There is a growing consensus that business should bear a greater responsibility towards the environment and pay closer attention to the externalities that its activities create. Nongovernmental organisations, customers, governments and investors have all begun to scrutinise the activities of business more carefully and demand a more responsible and sustainable approach. In response, the business community has implemented corporate social responsibility programmes with the aim of improving its social and environmental behaviour and portraying itself as a more responsible member of society.
External pressure to improve environmental performance has coincided with a trend towards increased complexity in business. A successful company now depends on an intricate web of global supply chains and partner networks, while an international reach through alliances, acquisitions and greenfield investments has become a prerequisite for growth.

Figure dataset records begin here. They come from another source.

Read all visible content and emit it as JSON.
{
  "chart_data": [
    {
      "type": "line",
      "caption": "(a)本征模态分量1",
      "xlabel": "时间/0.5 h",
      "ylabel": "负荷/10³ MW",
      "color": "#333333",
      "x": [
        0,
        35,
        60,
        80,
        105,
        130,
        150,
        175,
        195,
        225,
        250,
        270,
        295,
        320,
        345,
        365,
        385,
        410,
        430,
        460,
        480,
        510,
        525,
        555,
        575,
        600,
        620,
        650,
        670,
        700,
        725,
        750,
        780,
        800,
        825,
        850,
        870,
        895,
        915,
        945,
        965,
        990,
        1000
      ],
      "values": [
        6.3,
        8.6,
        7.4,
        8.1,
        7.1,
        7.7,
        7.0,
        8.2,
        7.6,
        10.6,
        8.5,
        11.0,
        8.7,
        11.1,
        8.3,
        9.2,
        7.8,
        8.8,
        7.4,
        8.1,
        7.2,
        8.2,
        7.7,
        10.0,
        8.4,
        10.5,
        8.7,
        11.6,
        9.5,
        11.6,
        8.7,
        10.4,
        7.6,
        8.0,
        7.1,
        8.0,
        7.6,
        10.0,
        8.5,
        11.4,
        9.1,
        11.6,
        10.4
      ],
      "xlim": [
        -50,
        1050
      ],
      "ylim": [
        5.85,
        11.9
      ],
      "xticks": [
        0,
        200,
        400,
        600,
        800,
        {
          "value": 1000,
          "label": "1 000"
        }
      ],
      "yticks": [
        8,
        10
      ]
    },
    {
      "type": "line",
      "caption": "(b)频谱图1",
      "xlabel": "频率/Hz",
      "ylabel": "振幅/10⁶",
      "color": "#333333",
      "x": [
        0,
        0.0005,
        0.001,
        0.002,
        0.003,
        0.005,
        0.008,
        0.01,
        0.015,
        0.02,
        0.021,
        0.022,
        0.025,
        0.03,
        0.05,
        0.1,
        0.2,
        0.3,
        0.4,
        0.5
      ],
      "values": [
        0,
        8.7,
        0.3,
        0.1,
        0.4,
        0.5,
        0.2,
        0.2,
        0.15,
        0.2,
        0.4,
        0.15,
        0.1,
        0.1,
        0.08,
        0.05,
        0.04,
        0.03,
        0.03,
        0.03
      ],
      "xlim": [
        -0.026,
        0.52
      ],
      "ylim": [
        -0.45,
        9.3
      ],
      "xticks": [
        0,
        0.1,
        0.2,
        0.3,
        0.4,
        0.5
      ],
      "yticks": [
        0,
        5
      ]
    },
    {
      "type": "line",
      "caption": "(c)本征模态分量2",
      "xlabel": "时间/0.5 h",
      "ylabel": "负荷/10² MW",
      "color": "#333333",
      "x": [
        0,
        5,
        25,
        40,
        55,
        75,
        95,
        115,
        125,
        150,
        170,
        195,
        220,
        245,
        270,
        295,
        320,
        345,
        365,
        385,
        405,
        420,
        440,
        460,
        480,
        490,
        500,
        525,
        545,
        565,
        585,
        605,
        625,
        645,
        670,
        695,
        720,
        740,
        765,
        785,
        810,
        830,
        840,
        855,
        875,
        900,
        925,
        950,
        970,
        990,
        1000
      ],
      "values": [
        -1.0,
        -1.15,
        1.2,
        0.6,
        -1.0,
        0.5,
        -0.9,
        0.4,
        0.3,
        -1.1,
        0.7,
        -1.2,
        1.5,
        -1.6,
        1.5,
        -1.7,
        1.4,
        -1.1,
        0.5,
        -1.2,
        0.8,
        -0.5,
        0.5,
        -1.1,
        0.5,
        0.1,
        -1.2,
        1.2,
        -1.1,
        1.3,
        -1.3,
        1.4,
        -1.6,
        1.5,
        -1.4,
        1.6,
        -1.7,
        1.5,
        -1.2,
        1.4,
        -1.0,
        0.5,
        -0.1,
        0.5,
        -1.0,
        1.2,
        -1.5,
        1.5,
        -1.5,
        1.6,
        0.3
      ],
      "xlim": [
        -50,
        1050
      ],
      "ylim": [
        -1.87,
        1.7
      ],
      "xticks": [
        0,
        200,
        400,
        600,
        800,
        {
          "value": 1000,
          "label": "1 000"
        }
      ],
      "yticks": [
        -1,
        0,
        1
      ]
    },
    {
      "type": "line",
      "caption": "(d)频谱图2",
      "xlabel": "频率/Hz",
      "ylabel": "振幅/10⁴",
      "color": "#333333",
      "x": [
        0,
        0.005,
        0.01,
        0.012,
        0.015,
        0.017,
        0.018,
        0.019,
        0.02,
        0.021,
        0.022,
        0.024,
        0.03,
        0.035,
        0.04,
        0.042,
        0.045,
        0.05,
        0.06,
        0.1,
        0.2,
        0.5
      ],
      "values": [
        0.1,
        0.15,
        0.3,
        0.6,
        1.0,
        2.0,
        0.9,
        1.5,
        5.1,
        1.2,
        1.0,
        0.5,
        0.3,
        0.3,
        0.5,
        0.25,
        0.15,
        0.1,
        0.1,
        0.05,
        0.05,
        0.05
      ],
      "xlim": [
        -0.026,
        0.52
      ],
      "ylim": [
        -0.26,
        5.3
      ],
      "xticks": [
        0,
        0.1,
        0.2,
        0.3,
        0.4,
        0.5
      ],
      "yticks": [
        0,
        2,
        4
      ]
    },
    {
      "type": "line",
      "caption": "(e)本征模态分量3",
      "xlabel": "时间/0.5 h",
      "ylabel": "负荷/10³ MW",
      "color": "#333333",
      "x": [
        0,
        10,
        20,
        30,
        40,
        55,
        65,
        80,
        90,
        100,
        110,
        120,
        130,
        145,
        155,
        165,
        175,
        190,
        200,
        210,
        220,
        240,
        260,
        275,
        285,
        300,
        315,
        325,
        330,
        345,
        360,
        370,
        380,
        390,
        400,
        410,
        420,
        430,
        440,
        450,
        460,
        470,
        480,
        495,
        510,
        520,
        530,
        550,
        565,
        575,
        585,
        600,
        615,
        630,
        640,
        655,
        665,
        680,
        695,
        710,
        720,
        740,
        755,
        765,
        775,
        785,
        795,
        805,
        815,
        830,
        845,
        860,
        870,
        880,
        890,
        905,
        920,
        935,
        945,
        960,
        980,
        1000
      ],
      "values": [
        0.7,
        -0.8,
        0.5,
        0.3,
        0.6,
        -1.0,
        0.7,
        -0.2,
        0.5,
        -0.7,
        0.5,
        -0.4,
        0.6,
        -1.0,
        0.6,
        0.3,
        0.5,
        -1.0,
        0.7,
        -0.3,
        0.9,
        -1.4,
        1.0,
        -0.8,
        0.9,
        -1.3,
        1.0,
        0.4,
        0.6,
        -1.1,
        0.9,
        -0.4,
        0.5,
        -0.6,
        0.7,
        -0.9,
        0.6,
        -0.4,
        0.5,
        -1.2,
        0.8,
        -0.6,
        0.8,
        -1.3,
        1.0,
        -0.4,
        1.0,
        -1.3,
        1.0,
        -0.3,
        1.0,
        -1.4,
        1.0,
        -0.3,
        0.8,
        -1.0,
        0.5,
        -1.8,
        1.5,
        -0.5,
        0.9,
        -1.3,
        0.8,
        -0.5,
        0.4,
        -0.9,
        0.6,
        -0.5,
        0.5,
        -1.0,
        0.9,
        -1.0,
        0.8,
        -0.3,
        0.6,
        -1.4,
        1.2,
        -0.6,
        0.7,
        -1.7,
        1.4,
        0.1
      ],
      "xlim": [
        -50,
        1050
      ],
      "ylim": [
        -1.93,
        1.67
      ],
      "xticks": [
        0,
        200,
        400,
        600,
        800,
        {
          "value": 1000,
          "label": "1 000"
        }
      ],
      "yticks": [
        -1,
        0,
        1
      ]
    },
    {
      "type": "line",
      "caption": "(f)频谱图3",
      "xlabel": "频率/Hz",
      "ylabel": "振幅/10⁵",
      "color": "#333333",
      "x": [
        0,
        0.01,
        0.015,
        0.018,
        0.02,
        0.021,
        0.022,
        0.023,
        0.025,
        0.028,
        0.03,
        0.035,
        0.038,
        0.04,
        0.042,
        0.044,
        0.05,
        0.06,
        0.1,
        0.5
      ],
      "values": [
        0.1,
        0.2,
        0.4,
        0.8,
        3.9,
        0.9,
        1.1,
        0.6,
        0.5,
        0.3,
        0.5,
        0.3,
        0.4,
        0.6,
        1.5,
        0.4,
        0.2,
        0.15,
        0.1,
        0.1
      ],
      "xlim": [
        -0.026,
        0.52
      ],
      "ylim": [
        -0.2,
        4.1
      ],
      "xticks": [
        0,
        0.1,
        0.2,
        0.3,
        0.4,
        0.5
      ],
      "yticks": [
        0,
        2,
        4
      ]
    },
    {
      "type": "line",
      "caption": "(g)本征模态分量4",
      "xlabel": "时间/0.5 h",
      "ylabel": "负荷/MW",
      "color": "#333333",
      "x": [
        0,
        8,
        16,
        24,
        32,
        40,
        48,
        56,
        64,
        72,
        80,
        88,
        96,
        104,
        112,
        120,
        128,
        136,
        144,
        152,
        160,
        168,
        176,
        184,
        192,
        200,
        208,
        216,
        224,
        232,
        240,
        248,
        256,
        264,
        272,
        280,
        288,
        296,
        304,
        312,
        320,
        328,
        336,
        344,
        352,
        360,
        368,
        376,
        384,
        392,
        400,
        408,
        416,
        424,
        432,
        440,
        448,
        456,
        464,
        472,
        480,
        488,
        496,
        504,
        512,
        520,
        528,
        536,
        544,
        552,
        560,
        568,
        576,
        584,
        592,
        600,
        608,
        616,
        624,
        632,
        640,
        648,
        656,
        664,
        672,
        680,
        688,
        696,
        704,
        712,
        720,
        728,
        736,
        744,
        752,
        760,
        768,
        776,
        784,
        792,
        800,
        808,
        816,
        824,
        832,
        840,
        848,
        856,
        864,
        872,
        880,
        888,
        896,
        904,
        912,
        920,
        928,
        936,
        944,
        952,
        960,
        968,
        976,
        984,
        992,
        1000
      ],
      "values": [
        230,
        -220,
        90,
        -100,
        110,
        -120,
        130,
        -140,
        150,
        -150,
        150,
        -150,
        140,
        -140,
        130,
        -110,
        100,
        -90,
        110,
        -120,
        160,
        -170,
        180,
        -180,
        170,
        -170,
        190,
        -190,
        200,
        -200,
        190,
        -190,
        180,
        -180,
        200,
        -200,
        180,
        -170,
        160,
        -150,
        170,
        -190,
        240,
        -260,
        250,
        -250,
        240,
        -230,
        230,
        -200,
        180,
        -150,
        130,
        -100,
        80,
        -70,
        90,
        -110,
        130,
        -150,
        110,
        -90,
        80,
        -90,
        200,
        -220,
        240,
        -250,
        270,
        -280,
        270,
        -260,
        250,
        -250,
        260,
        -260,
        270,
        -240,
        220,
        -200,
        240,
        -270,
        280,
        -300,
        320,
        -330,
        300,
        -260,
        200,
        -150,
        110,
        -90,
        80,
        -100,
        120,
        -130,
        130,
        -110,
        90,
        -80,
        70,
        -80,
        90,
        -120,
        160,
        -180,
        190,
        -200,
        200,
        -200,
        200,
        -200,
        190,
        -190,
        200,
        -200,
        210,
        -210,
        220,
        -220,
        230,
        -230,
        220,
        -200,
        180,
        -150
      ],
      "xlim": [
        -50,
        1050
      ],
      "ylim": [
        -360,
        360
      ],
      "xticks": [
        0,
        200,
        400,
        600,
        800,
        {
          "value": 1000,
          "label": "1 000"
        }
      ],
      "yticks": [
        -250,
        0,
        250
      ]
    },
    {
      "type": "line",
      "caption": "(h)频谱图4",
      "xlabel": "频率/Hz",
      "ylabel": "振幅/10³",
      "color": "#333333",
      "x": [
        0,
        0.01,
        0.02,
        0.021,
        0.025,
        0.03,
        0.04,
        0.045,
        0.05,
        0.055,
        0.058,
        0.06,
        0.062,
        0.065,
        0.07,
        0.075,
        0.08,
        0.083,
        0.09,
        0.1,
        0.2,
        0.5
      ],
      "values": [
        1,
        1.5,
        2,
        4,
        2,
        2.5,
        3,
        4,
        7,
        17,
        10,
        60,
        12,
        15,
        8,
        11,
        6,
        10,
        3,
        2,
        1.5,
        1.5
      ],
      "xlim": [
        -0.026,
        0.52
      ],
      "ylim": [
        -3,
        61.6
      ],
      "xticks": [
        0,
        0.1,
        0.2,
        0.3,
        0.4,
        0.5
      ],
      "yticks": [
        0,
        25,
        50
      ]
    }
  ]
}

Given these two parallel trends of greater business complexity and scrutiny into environmental performance, it was only a matter of time before companies would seek a more rigorous way of identifying and assessing their environmental liabilities, and of managing the risks associated with them in a more coherent manner. Companies now seek greater visibility not just of their own activities, but of those that take place in countries to where they have outsourced manufacturing, logistics or assembly. In addition, as organisations increasingly seek overseas acquisitions to further expansion plans, there has been a growing realisation of the need to scrutinise environmental performance of target companies more carefully as part of their due diligence processes.